Chris regarda Marguerite sur la scène. Elle semblait aussi surprise que quiconque. Ray était maintenant secoué, mais il avait entamé un scénario qui disposait de sa propre et puissante inertie.
« Quand il rêve. Quand le singe rêve. Endormi, il ne raisonne pas mais rêve les rêves qui permettent la raison. Dans ses rêves, le singe s’imagine chassé ou chasseur, nourri ou affamé, effrayé ou en sécurité. En réalité, il n’est rien de tout cela. Il court ou il souffre de la faim dans un modèle fragmentaire du monde entièrement de sa projection. Un comportement humain ! Tout à fait humain. Vous, pourrait dire ce singe philosophique, vous êtes les hominidés qui rêvent durant la journée. Vous ne vivez pas dans le monde. Vous vivez dans votre rêve du monde.
« Les rêves infusent notre existence. Nos plus anciens ancêtres ont appris à jeter un épieu, non sur un animal en train de courir, mais sur l’endroit où cet animal en train de courir se retrouverait lorsque l’épieu aurait traversé les airs à une certaine vitesse. Nos ancêtres sont arrivés à cela par l’imagination, non par des calculs. Autrement dit : en rêvant. Nous rêvons l’avenir de l’animal et nous lançons l’épieu sur ce rêve. Nous rêvons des images du passé dont nous nous servons pour projeter et corriger nos propres actions futures. Et comme stratagème évolutionnaire, nos rêves ont eu un succès phénoménal. En tant qu’espèce, le rêve nous a permis de sortir de l’impasse de l’instinct pour accéder à un tout nouvel univers de comportements inexplorés.
« Nous l’avons fait avec une efficacité telle, à mon avis, que nous en avons oublié la vérité fondamentale qui est que nous rêvons. Nous confondons ce rêve avec la raison. Mais le singe raisonne aussi. Ce que le singe ne fera pas, c’est rêver les idéologies, rêver le terrorisme, rêver les dieux vindicatifs, l’esclavage, les chambres à gaz, les remèdes mortels aux problèmes oniriques. Les rêves sont généralement des cauchemars. »
Le public était perdu. Ray ne semblait plus s’en soucier. Il ne parlait plus qu’à lui-même, pourchassant une idée dans un labyrinthe que lui seul voyait.

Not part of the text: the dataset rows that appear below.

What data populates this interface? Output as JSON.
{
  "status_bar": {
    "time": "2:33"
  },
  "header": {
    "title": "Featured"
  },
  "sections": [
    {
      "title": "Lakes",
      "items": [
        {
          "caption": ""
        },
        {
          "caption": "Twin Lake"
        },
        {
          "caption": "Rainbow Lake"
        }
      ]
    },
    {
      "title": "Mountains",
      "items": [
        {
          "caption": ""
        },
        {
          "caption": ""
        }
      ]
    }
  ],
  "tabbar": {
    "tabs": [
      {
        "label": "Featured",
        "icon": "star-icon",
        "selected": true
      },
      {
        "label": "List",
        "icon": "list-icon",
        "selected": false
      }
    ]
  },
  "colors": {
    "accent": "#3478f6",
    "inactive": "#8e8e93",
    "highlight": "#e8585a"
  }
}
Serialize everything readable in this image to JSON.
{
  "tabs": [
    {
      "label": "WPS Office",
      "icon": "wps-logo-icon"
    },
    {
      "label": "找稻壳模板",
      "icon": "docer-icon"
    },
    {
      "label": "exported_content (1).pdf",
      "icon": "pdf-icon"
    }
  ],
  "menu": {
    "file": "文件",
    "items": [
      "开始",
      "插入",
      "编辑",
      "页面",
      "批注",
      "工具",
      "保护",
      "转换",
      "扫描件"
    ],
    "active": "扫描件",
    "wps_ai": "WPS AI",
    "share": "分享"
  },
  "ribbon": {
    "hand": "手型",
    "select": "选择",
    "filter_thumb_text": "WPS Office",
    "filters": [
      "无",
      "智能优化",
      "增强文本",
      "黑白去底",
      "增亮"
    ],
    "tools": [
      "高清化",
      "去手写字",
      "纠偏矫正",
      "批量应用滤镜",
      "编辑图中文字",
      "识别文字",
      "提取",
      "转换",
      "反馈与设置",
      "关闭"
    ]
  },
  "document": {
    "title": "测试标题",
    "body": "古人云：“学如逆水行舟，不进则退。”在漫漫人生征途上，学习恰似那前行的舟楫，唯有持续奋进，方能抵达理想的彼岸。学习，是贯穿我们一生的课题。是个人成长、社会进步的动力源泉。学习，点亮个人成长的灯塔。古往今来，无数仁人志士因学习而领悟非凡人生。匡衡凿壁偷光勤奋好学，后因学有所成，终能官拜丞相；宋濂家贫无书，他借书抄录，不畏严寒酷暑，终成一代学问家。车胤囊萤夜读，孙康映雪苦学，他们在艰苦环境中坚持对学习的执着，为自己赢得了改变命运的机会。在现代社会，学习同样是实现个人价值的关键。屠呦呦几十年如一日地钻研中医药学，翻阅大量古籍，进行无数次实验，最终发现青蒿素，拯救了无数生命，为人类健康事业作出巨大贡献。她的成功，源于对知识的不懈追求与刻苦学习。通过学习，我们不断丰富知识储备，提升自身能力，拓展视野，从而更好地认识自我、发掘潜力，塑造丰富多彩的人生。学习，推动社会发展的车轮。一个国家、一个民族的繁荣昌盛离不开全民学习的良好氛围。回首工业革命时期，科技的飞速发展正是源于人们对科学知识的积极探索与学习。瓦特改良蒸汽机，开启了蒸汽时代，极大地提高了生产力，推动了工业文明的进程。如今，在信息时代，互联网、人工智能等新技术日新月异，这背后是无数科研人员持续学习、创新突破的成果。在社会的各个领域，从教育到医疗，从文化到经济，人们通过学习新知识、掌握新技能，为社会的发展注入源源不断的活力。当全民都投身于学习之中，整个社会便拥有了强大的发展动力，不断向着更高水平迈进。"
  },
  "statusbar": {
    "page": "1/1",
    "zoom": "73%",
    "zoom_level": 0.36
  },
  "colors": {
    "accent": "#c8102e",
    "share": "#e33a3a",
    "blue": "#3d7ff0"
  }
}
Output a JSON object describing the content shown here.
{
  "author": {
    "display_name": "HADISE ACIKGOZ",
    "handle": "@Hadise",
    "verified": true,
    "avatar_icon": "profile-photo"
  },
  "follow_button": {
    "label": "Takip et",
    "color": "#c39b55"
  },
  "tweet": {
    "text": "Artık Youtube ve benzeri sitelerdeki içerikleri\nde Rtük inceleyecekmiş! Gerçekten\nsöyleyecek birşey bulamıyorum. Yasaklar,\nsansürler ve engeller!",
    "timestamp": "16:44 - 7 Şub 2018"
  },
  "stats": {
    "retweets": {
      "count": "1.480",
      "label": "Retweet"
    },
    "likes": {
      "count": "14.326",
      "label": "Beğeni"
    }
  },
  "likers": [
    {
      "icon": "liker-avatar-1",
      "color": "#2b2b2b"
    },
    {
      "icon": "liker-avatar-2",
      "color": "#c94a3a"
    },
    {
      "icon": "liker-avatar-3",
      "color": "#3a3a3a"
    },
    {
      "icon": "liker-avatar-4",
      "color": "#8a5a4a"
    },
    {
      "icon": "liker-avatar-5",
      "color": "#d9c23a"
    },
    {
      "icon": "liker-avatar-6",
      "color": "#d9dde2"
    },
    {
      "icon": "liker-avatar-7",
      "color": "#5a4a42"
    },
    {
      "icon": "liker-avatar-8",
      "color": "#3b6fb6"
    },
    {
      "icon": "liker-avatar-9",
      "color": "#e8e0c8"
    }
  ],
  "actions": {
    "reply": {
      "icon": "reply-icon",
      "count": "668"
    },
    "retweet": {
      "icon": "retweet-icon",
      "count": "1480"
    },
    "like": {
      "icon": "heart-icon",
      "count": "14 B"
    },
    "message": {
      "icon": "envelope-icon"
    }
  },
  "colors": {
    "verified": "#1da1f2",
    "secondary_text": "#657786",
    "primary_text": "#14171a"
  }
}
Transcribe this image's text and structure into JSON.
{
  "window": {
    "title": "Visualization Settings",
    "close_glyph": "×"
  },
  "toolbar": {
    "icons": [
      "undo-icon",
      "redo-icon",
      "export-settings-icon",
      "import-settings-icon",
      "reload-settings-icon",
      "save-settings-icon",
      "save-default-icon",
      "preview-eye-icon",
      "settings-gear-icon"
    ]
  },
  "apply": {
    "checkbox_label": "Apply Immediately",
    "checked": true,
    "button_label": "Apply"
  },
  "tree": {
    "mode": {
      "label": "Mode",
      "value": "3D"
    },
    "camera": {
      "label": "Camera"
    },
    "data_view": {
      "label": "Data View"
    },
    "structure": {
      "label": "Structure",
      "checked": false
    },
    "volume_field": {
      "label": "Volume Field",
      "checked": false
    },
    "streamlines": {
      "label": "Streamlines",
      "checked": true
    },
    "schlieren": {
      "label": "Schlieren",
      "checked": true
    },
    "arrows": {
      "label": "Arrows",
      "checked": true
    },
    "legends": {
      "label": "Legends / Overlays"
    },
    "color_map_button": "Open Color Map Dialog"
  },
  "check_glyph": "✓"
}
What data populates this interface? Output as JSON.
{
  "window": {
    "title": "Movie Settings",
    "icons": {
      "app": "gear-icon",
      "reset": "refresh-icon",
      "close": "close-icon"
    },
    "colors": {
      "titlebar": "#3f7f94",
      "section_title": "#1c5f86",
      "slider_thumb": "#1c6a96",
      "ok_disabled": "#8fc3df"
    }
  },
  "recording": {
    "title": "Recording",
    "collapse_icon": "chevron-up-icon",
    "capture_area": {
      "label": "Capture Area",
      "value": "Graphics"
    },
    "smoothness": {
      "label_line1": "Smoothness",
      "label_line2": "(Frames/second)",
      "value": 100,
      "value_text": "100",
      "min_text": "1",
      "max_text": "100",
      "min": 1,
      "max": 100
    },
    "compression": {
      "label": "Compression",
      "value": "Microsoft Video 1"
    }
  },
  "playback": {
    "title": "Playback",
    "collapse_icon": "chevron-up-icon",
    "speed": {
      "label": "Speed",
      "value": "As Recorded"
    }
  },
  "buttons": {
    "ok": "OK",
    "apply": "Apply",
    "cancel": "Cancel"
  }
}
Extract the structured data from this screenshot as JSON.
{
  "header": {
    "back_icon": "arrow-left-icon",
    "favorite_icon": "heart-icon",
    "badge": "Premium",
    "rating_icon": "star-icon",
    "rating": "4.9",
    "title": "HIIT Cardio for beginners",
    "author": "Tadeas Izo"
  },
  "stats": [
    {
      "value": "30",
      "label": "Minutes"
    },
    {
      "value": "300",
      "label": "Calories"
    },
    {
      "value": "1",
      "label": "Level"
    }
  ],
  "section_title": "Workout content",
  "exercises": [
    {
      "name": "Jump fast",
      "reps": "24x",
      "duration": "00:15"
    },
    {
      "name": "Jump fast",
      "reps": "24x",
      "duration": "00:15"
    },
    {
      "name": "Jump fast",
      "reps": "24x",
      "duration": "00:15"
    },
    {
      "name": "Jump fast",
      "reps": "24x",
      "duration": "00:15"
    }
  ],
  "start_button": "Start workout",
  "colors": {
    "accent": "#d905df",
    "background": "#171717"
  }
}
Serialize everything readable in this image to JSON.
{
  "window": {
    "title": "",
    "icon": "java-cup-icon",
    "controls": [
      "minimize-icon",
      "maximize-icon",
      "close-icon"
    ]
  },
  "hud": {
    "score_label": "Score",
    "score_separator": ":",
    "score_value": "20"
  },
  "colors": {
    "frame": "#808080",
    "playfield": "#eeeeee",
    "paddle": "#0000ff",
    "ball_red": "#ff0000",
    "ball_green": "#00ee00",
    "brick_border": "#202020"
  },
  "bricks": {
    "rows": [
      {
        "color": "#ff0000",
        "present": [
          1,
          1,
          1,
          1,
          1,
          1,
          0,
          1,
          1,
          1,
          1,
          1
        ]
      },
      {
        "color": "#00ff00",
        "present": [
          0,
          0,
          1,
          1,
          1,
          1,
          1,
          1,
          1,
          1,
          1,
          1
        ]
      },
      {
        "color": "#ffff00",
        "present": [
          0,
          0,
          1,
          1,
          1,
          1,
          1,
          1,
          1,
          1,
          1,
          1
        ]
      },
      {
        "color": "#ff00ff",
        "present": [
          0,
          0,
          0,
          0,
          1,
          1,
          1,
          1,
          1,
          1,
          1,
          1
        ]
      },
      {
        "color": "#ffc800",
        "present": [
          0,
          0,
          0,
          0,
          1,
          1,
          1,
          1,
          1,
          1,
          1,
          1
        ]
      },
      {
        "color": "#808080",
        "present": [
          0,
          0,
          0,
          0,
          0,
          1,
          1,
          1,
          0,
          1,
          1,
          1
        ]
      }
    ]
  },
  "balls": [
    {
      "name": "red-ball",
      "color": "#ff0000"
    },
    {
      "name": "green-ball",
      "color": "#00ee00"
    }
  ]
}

« Mais il y a des rêves desquels, en tant qu’espèce, nous ne pouvons pas nous réveiller. Nos rêves sont les rêves qu’aime la nature. Nos rêves sont épigénétiques et ils ont servi d’une manière remarquable notre génome. En quelques centaines de milliers d’années, nous avons accru notre nombre de quelques sous-espèces hominoïdes localisées à une population de huit ou dix milliards dominant la planète. Si nous raisonnons à l’intérieur des limites de nos rêves de plein jour, la nature nous récompense. Si nous raisonnions de manière aussi simpliste et directe que les singes, nous ne serions pas plus nombreux qu’eux.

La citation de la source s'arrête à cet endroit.